Dartmouth Jewish Sound Archive to Mark 150,000 Tracks

The archive, the largest collection of its kind, engages with people around the world interested in Jewish culture.

In 2003, just one year after professors Lewis Glinert and Alexander Hartov founded the Dartmouth Jewish Sound Archive, Theodore Bikel, the celebrated American actor, singer, and political activist who toured for decades as Tevye in Fiddler on the Roof, wrote to them to request access.

"It's like having someone like Shostakovich suddenly write to you," recalls Glinert, a professor in the Middle Eastern Studies Program

Two years later, a friend of jazz legend Ornette Coleman discovered the archive.

"He told us that Coleman had talked about the cantor Joseph Rosenblatt having 'one of the most amazing voices,' and said that if recordings could ever be found, he would love to hear him again," Glinert says. Coleman had lost his own recording during a move.

 "We were thrilled to help provide Ornette Coleman with a recording of Joseph Rosenblatt!" Glinert says.

This spring, 21 years after the archive's modest launch, it will surpass 150,000 tracks dating back to the early 1900s, encompassing radio broadcasts, religious services, personal histories, Yiddish and Klezmer music, and more.

glinerthartov-590.jpg

Lewis Glinert and Alexander Hartov
Lewis Glinert and Alexander Hartov

When Glinert and Harkov launched the collection in 2002, they never imagined it would grow into one of the largest archives of its kind, or that it would garner interest from people around the world. 

The archive began when Hartov digitized hundreds of old records that belonged to his wife's uncle, who had hosted a Jewish radio show in the 1950s. Within months, The New York Times published a feature about it, which led to contributions of recordings from across the globe.  

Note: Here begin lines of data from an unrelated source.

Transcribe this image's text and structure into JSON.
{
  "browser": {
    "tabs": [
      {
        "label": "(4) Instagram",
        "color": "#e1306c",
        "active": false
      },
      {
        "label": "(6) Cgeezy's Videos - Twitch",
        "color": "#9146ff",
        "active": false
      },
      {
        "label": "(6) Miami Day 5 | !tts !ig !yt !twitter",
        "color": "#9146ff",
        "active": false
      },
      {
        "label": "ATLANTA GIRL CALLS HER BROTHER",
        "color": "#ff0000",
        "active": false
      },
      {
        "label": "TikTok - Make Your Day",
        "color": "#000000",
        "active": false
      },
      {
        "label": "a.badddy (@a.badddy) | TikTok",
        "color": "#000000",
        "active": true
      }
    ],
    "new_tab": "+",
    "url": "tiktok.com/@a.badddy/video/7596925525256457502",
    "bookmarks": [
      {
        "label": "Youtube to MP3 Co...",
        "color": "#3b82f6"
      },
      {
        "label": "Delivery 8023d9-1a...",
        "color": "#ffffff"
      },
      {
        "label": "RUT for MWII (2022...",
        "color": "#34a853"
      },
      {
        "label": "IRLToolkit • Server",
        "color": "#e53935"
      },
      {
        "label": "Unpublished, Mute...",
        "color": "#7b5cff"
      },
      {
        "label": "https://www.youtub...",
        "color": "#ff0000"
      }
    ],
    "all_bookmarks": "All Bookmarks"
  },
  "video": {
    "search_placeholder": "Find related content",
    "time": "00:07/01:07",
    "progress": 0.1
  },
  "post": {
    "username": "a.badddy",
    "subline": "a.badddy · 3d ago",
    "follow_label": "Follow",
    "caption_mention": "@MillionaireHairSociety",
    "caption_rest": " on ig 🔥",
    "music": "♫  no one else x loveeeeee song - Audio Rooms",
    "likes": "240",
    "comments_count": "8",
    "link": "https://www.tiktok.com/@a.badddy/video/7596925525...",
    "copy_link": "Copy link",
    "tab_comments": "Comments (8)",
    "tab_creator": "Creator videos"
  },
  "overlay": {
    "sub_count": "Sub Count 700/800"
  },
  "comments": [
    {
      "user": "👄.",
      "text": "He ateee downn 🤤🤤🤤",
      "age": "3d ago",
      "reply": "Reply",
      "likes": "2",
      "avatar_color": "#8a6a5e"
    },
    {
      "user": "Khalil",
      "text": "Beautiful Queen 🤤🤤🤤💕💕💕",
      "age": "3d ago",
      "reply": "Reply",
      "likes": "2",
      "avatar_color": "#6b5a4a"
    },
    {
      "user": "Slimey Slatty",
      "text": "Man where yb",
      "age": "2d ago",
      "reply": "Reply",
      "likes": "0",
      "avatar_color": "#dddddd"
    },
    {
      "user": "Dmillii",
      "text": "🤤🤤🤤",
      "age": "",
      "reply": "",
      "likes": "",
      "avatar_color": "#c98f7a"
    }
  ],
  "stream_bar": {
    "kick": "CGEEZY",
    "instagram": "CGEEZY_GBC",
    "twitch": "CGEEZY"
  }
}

"People write to us from as far away as Poland, Australia, and Singapore," says Hartov, now a professor emeritus of engineering. "Not only scholars and broadcasters, but people from all walks of life who are curious about Jewish history. This often develops into their contributing records to the collection that we would not easily find in this country." 

The archive experienced another growth spurt in 2018, when a collaboration was established with the Jewish Music Research Centre at the Hebrew University in Jerusalem. Among other enhancements, the partnership equipped the collection with biographical and musicological metadata that make its contents more accessible to researchers.

The database includes sound files, scanned images of record covers and labels, and details related to the recordings and their contents. Dartmouth community members can log in to the archive with their email credentials, and members of the public with scholarly or research interests can register for access. The collection can be searched by album, genre, language, occasion, or theme.

For each Jewish holiday, Glinert features a selection of recordings on the archive's homepage. For example, visitors this month will find a selection of songs and services related to the traditional Passover Seder, including a 1980 recording by the Israel Broadcasting Authority of Passover ceremonies affiliated with 16 ethnic groups in Israel.

Looking back, Glinert is especially moved by the many inquiries he and Harkov have received from non-Jews.

A young person in Mexico, for example, wrote to them a few years ago to request access to the archive, saying that he had always been interested in Jewish culture but was not near a Jewish community. 

About 10 years ago, an American cultural attaché in Kyiv wrote saying he was trying to support Jewish culture in Ukraine. "He wasn't Jewish himself," Glinert recalls, "but he wanted access to our website."